Fresh Frozen Plasma Dosing for INR 2.3
For an INR of 2.3, fresh frozen plasma (FFP) transfusion is not recommended as it will not effectively correct this mildly elevated INR and exposes the patient to unnecessary risks. 1, 2
Effectiveness of FFP for Mildly Elevated INR
- FFP transfusion for mild abnormalities of coagulation (INR <2.0) fails to normalize PT/INR in 99% of patients and only achieves partial normalization in a minority of cases 1
- Studies show that the change in INR per unit of FFP can be predicted by the pre-transfusion INR, with minimal effect seen in patients with INR less than 1.7 2
- FFP is not effective in correcting mild to moderate coagulation defects, and large volumes would be required to cause significant INR improvement 3
Recommended Approach for INR 2.3
For Non-Bleeding Patients:
- Withhold FFP transfusion as it provides minimal benefit for INR correction at this level 1, 2
- Consider treating the underlying cause of the coagulopathy rather than transfusing FFP 2
- Monitor INR serially as minimally prolonged INRs often decrease with treatment of the underlying disease alone 2
For Bleeding Patients or Those Requiring Urgent Procedures:
- For life-threatening bleeding or urgent surgical procedures, prothrombin complex concentrate (PCC) is the first-line treatment rather than FFP 4
- The recommended protocol includes 4-factor PCC and 5 mg intravenous vitamin K 4
- FFP should only be given if PCC is not available, at a dose of 10-15 mL/kg IV 4, 5
Risks vs.
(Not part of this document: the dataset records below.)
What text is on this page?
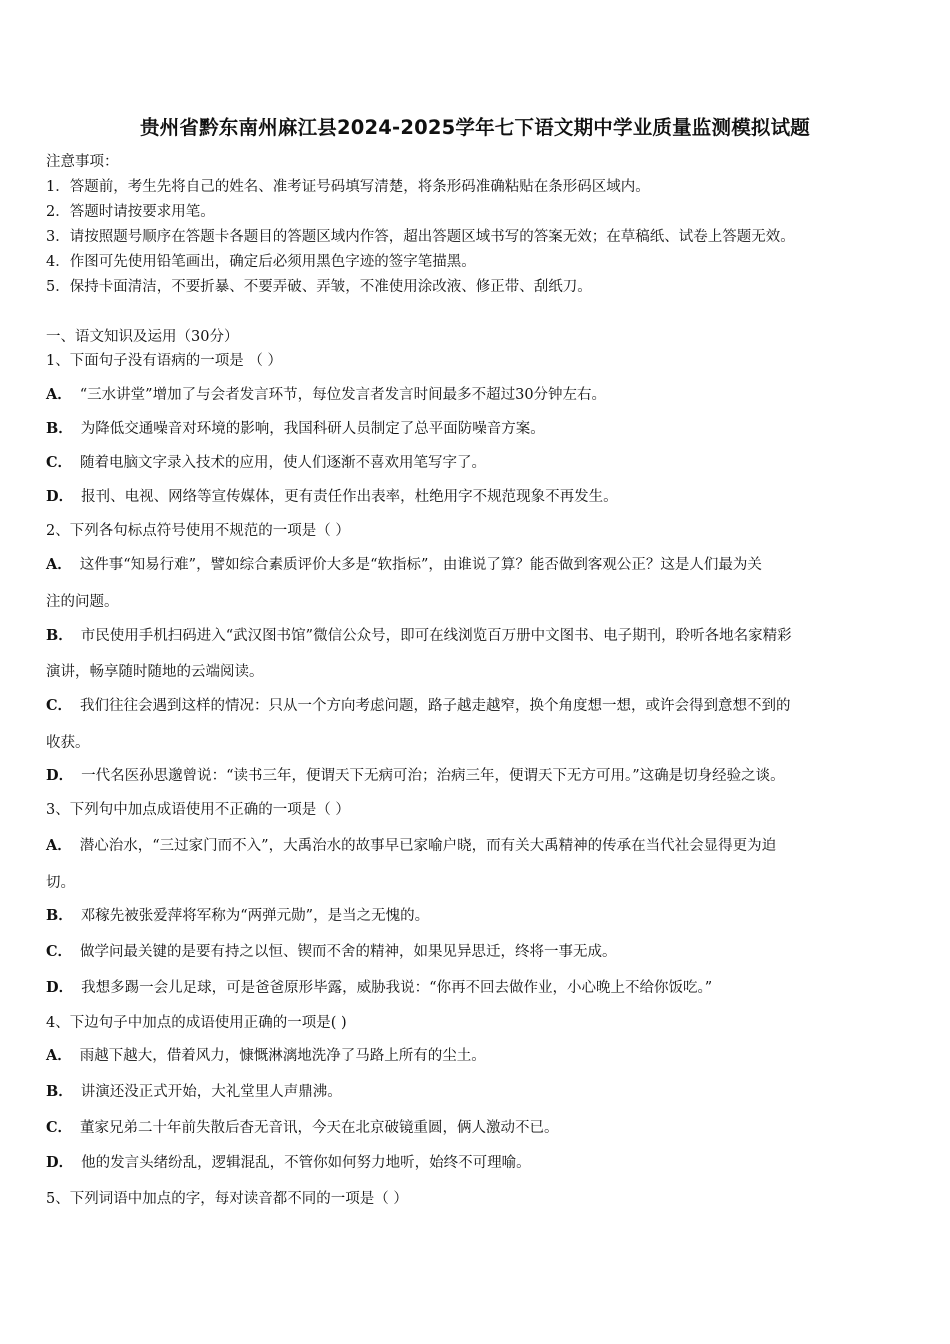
贵州省黔东南州麻江县2024-2025学年七下语文期中学业质量监测模拟试题
注意事项：
1．答题前，考生先将自己的姓名、准考证号码填写清楚，将条形码准确粘贴在条形码区域内。
2．答题时请按要求用笔。
3．请按照题号顺序在答题卡各题目的答题区域内作答，超出答题区域书写的答案无效；在草稿纸、试卷上答题无效。
4．作图可先使用铅笔画出，确定后必须用黑色字迹的签字笔描黑。
5．保持卡面清洁，不要折暴、不要弄破、弄皱，不准使用涂改液、修正带、刮纸刀。
一、语文知识及运用（30分）
1、下面句子没有语病的一项是 （ ）
A． “三水讲堂”增加了与会者发言环节，每位发言者发言时间最多不超过30分钟左右。
B． 为降低交通噪音对环境的影响，我国科研人员制定了总平面防噪音方案。
C． 随着电脑文字录入技术的应用，使人们逐渐不喜欢用笔写字了。
D． 报刊、电视、网络等宣传媒体，更有责任作出表率，杜绝用字不规范现象不再发生。
2、下列各句标点符号使用不规范的一项是（ ）
A． 这件事“知易行难”，譬如综合素质评价大多是“软指标”，由谁说了算？能否做到客观公正？这是人们最为关
注的问题。
B． 市民使用手机扫码进入“武汉图书馆”微信公众号，即可在线浏览百万册中文图书、电子期刊，聆听各地名家精彩
演讲，畅享随时随地的云端阅读。
C． 我们往往会遇到这样的情况：只从一个方向考虑问题，路子越走越窄，换个角度想一想，或许会得到意想不到的
收获。
D． 一代名医孙思邈曾说：“读书三年，便谓天下无病可治；治病三年，便谓天下无方可用。”这确是切身经验之谈。
3、下列句中加点成语使用不正确的一项是（ ）
A． 潜心治水，“三过家门而不入”，大禹治水的故事早已家喻户晓，而有关大禹精神的传承在当代社会显得更为迫
切。
B． 邓稼先被张爱萍将军称为“两弹元勋”，是当之无愧的。
C． 做学问最关键的是要有持之以恒、锲而不舍的精神，如果见异思迁，终将一事无成。
D． 我想多踢一会儿足球，可是爸爸原形毕露，威胁我说：“你再不回去做作业，小心晚上不给你饭吃。”
4、下边句子中加点的成语使用正确的一项是( )
A． 雨越下越大，借着风力，慷慨淋漓地洗净了马路上所有的尘土。
B． 讲演还没正式开始，大礼堂里人声鼎沸。
C． 董家兄弟二十年前失散后杳无音讯，今天在北京破镜重圆，俩人激动不已。
D． 他的发言头绪纷乱，逻辑混乱，不管你如何努力地听，始终不可理喻。
5、下列词语中加点的字，每对读音都不同的一项是（ ）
Benefits
- FFP transfusion carries significant risks including transfusion-related acute lung injury (TRALI), allergic reactions, and transmission of infectious agents 5
- The minimal benefit of FFP for an INR of 2.3 does not justify these risks in non-bleeding patients 1, 2
- Recent evidence suggests that the INR has poor predictive value for bleeding risk in patients not on vitamin K antagonist therapy 4
Special Considerations
- For patients on warfarin with an INR of 2.3 who are not bleeding, no reversal is needed as this is within or near the therapeutic range for many indications 4
- For patients with mechanical heart valves, an INR of 2.3 may actually be within the target range (2.0-3.0 for aortic position, 2.5-3.5 for mitral position) 4
- In patients with liver disease, FFP transfusion has even less effect on INR correction and should be avoided unless there is active bleeding 4, 3
Monitoring After Intervention
- If reversal agents are administered for urgent situations, repeat INR testing should be performed 15-60 minutes after administration 4
- Serial INR monitoring every 6-8 hours for the next 24-48 hours is recommended if reversal was performed 4
Remember that the INR was developed specifically to monitor vitamin K antagonist therapy and has poor correlation with bleeding risk in other clinical contexts 4.